District finance staff presented a five-year budget projection Nov. 25 that highlights steady enrollment growth, constrained levy capacity and mounting structural pressure on the general fund.
"If you put all these numbers together, both the levy side and the state of Minnesota side, we get about $10,000 per student, on the revenue side each year," a district finance presenter said during the board briefing.
Key points from the presentation: the district's per-pupil revenue is roughly $10,000; about 25.5% of revenue comes from local levies while roughly 69% comes from the state; federal funding is a small share (about 1.6%). The finance presentation said the district has room for about $400 per pupil in an additional operating levy, which would bring in about $5 million and push the district to the state levy cap.

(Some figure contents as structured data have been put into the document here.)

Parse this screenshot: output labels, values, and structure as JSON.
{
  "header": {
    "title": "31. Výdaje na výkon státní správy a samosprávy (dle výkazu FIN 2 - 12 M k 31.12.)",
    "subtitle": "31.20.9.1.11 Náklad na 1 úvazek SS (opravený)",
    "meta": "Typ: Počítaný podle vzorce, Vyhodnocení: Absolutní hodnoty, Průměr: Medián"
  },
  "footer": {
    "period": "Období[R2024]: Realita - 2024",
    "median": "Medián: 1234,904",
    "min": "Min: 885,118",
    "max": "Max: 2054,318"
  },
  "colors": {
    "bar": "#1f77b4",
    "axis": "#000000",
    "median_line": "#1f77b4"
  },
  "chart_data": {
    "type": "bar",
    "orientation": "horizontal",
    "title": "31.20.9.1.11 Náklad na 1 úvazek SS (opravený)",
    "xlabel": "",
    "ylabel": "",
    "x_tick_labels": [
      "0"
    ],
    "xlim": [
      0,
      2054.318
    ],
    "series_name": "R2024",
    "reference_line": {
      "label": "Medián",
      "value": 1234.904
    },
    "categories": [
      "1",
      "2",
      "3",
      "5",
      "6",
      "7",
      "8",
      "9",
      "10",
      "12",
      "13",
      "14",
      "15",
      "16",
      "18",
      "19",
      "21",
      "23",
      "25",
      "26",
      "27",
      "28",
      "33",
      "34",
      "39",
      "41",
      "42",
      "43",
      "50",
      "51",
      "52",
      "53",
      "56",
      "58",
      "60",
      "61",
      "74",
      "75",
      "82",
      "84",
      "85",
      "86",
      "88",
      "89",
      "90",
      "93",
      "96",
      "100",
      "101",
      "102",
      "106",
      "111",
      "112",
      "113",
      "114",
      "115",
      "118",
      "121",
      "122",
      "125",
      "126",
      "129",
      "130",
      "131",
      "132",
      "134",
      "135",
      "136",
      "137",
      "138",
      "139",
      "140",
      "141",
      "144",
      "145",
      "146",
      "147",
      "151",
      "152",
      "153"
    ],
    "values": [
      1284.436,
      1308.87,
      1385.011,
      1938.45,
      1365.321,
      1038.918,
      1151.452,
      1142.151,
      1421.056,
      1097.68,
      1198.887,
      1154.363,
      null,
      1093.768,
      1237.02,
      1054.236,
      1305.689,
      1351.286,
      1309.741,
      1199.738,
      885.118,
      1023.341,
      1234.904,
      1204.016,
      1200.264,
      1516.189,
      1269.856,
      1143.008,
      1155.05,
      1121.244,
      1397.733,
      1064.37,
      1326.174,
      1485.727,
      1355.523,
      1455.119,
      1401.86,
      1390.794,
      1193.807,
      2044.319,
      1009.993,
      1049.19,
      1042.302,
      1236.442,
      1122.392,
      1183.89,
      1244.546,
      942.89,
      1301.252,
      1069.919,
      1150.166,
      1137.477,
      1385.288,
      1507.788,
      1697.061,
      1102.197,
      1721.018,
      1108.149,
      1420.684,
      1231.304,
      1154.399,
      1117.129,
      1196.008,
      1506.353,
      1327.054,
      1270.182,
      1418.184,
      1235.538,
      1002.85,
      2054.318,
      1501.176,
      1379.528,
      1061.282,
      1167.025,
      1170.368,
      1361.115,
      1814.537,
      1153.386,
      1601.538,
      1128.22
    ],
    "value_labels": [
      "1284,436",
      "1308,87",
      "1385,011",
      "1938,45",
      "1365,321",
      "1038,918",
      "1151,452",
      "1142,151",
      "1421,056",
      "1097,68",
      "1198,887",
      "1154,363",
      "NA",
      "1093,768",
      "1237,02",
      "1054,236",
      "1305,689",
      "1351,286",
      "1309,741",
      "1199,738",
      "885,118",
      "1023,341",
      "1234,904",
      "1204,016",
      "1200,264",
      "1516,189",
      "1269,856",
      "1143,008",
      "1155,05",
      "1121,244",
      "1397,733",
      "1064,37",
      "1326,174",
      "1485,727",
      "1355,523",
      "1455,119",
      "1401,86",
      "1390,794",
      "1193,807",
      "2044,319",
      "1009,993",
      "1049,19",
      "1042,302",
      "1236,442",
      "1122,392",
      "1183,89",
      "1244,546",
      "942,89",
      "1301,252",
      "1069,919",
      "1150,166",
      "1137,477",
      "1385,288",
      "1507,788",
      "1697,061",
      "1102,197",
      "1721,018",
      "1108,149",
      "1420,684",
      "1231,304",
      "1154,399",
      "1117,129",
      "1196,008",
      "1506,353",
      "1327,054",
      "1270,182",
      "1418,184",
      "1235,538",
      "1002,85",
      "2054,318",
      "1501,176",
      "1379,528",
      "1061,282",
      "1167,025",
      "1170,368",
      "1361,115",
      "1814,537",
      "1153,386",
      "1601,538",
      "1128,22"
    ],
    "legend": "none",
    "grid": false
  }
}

Presenters cautioned that special-education and EL enrollment increases will add recurring costs and erode structural balance over time. The finance briefing noted transportation contracts and some LTFM projects have driven higher purchase-service and supply expenses this year.

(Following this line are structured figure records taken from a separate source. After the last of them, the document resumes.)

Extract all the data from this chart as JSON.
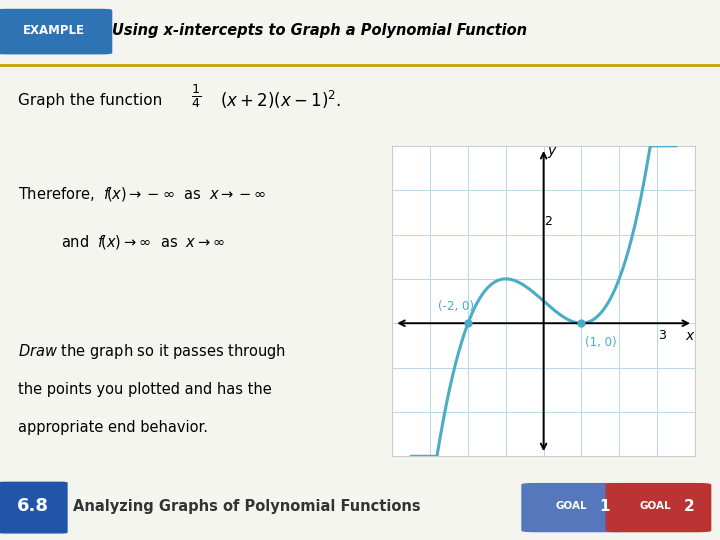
{
  "title": "Using x-intercepts to Graph a Polynomial Function",
  "example_bg": "#2E74B5",
  "example_text": "EXAMPLE",
  "problem_bg": "#C9DEF0",
  "footer_bg": "#E0D8BE",
  "curve_color": "#4BACC6",
  "grid_color": "#B8D8E8",
  "axis_color": "#000000",
  "label_color": "#4BACC6",
  "gold_line": "#C8A000",
  "x_min": -4,
  "x_max": 4,
  "y_min": -3,
  "y_max": 4,
  "footer_text": "Analyzing Graphs of Polynomial Functions",
  "footer_num": "6.8",
  "footer_badge_color": "#2255AA",
  "goal1_color": "#5577BB",
  "goal2_color": "#BB3333"
}
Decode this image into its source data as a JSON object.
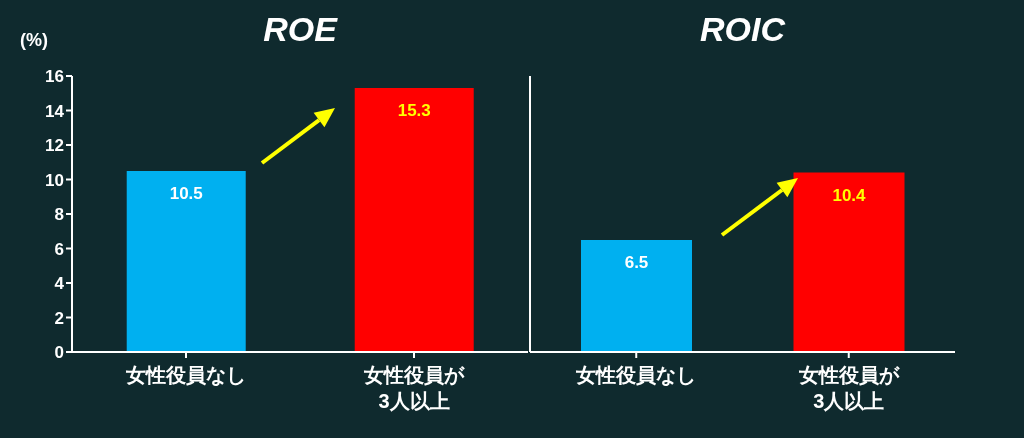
{
  "chart_data": [
    {
      "type": "bar",
      "title": "ROE",
      "ylabel": "(%)",
      "categories": [
        "女性役員なし",
        "女性役員が\n3人以上"
      ],
      "values": [
        10.5,
        15.3
      ],
      "colors": [
        "#00b0f0",
        "#ff0000"
      ],
      "ylim": [
        0,
        16
      ],
      "yticks": [
        0,
        2,
        4,
        6,
        8,
        10,
        12,
        14,
        16
      ],
      "data_labels": true
    },
    {
      "type": "bar",
      "title": "ROIC",
      "categories": [
        "女性役員なし",
        "女性役員が\n3人以上"
      ],
      "values": [
        6.5,
        10.4
      ],
      "colors": [
        "#00b0f0",
        "#ff0000"
      ],
      "ylim": [
        0,
        16
      ],
      "data_labels": true,
      "tick_labels": "x"
    }
  ]
}
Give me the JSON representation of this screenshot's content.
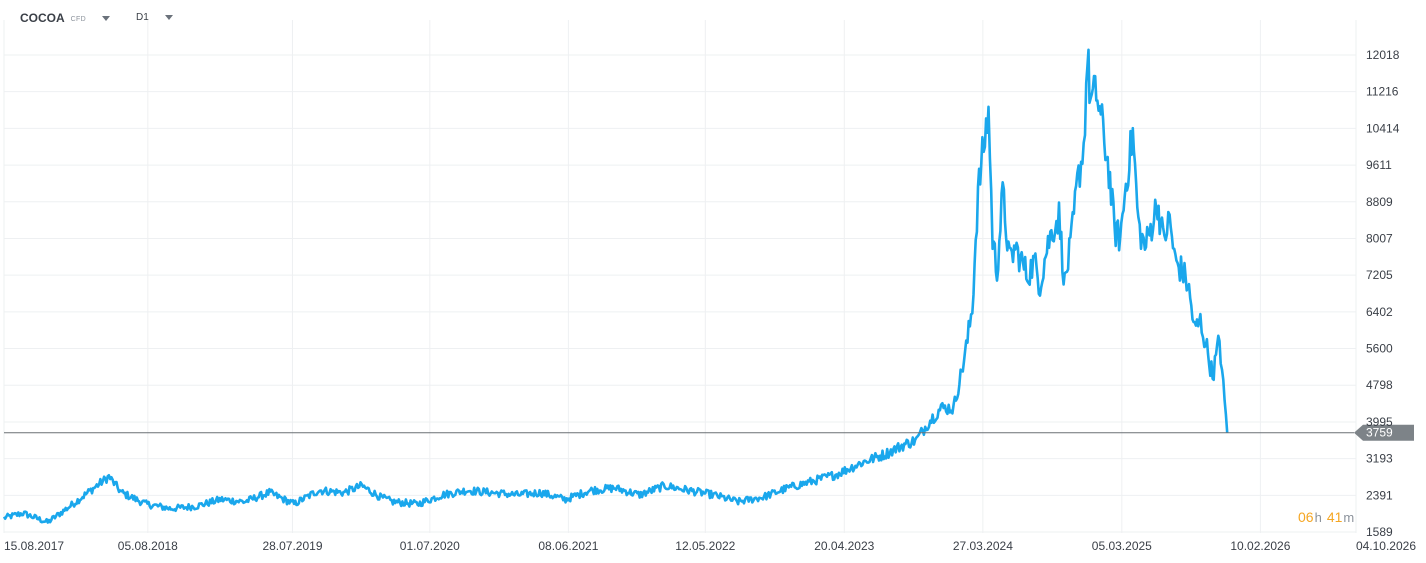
{
  "toolbar": {
    "symbol": "COCOA",
    "symbol_type": "CFD",
    "timeframe": "D1"
  },
  "countdown": {
    "hours": "06",
    "hours_unit": "h",
    "minutes": "41",
    "minutes_unit": "m"
  },
  "colors": {
    "line": "#1aa7ec",
    "price_line": "#6b7075",
    "price_label_bg": "#7d8388",
    "timer": "#f5a623"
  },
  "chart_data": {
    "type": "line",
    "title": "",
    "xlabel": "",
    "ylabel": "",
    "ylim": [
      1589,
      12600
    ],
    "y_ticks": [
      "12018",
      "11216",
      "10414",
      "9611",
      "8809",
      "8007",
      "7205",
      "6402",
      "5600",
      "4798",
      "3995",
      "3193",
      "2391",
      "1589"
    ],
    "x_ticks": [
      "15.08.2017",
      "05.08.2018",
      "28.07.2019",
      "01.07.2020",
      "08.06.2021",
      "12.05.2022",
      "20.04.2023",
      "27.03.2024",
      "05.03.2025",
      "10.02.2026",
      "04.10.2026"
    ],
    "current_price": 3759,
    "current_price_label": "3759",
    "grid": true,
    "series": [
      {
        "x": [
          "2017-08-15",
          "2017-10-01",
          "2017-12-01",
          "2018-02-01",
          "2018-04-01",
          "2018-05-01",
          "2018-06-01",
          "2018-08-01",
          "2018-10-01",
          "2018-12-01",
          "2019-02-01",
          "2019-04-01",
          "2019-06-01",
          "2019-08-01",
          "2019-10-01",
          "2019-12-01",
          "2020-01-15",
          "2020-03-01",
          "2020-04-01",
          "2020-06-01",
          "2020-08-01",
          "2020-10-01",
          "2020-12-01",
          "2021-02-01",
          "2021-04-01",
          "2021-06-01",
          "2021-08-01",
          "2021-10-01",
          "2021-12-01",
          "2022-02-01",
          "2022-04-01",
          "2022-06-01",
          "2022-08-01",
          "2022-10-01",
          "2022-12-01",
          "2023-02-01",
          "2023-04-01",
          "2023-06-01",
          "2023-08-01",
          "2023-09-15",
          "2023-10-15",
          "2023-11-15",
          "2023-12-15",
          "2024-01-15",
          "2024-02-01",
          "2024-02-15",
          "2024-03-01",
          "2024-03-15",
          "2024-03-26",
          "2024-04-10",
          "2024-04-20",
          "2024-05-01",
          "2024-05-15",
          "2024-06-01",
          "2024-06-15",
          "2024-07-01",
          "2024-07-15",
          "2024-08-01",
          "2024-08-15",
          "2024-09-01",
          "2024-09-15",
          "2024-10-01",
          "2024-10-15",
          "2024-11-01",
          "2024-11-15",
          "2024-12-01",
          "2024-12-10",
          "2024-12-18",
          "2025-01-01",
          "2025-01-15",
          "2025-02-01",
          "2025-02-15",
          "2025-03-01",
          "2025-03-15",
          "2025-04-01",
          "2025-04-15",
          "2025-05-01",
          "2025-05-15",
          "2025-06-01",
          "2025-06-15",
          "2025-07-01",
          "2025-07-15",
          "2025-08-01",
          "2025-08-15",
          "2025-09-01",
          "2025-09-15",
          "2025-10-01",
          "2025-10-15",
          "2025-11-01",
          "2025-11-20"
        ],
        "values": [
          1900,
          2000,
          1800,
          2200,
          2600,
          2800,
          2450,
          2200,
          2100,
          2150,
          2300,
          2250,
          2450,
          2200,
          2500,
          2450,
          2600,
          2350,
          2250,
          2200,
          2400,
          2500,
          2450,
          2400,
          2450,
          2300,
          2500,
          2550,
          2400,
          2600,
          2500,
          2400,
          2250,
          2350,
          2550,
          2700,
          2850,
          3100,
          3300,
          3500,
          3600,
          4000,
          4300,
          4300,
          5000,
          5600,
          6500,
          9000,
          9800,
          10800,
          8000,
          7300,
          9000,
          7500,
          7800,
          7500,
          7200,
          7500,
          7000,
          7800,
          8200,
          8500,
          7000,
          8000,
          9200,
          10000,
          12000,
          11000,
          11200,
          10500,
          9500,
          8200,
          8000,
          9200,
          10300,
          8300,
          7800,
          8200,
          8800,
          8000,
          8400,
          7500,
          7300,
          7000,
          6000,
          6200,
          5600,
          5000,
          5800,
          3759
        ]
      }
    ]
  }
}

Board members discussed levy timing and the trade-offs of using operating levy capacity: once at the cap, the district's ability to ask for additional operating levy revenue is limited, so officials must weigh whether to preserve capacity for future operational needs or use it now for anticipated costs.
The presentation also reviewed the district's fund-balance trajectory and a planning target near 10% to preserve resiliency against unfunded state or federal mandates.